Furthermore, there’s a parable about the mountain, the one that a little bird comes along once every 100 years and scrapes its beak upon. When that mountain is worn away, only the first instant of eternity will have passed. Do we ever stop to think about what it would actually mean to exist forever? If it were infinite life, then once you’ve done everything that you enjoy for the billionth time and gotten so thoroughly bored of it, hey, you still have infinite time to go! After the Sun goes supernova and consumes the Earth, what will you do while floating in space for a few trillion years? If it’s existence after death, then a century or so of life will be as nothing compared to the vast sweep of eternity in the afterlife. Any number divided by infinity, and all.
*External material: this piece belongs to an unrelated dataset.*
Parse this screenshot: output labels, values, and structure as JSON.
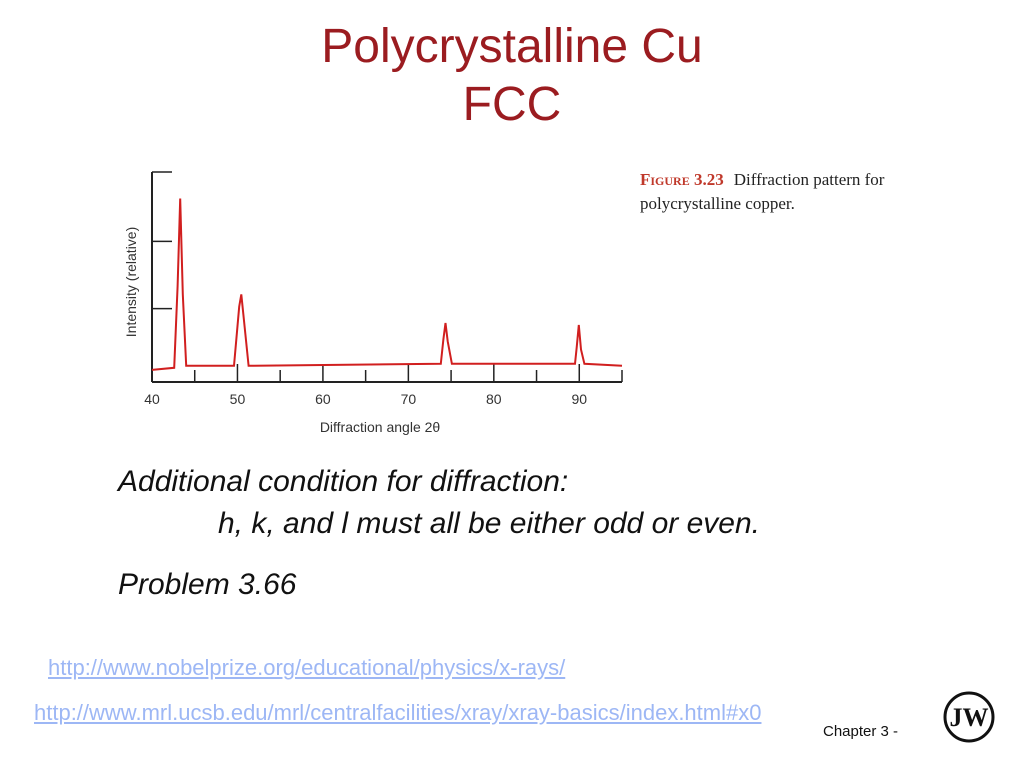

Honestly, I figure that the urge to “live forever” is in actuality a desire to put off the existential crises to an indefinite time in the future. Cosmic procrastination. But living literally forever has its own (probably worse) existential horror. Everything has to end, especially in a universe that will end or at least cease being interesting, and that’s the only way that life can have any meaning.

The existential crisis comes no matter how long the Fates trim your strand, eventually you stare down the end. It’s just the price of admission.

[–] 0_0j@lemmy.world 0 points 1 year ago

Swipe ⬅️

[–] Aux@lemmy.world -1 points 1 year ago

I don't have a crisis, problem solved.

[–] PenguinJuice@kbin.social -1 points 1 year ago

Watch some near death experience videos on YouTube. It's comforting.

[–] Touching_Grass@lemmy.world -3 points 1 year ago* (last edited 1 year ago) (2 children)

Why do you care if you exist. Are you the Queen of england or something.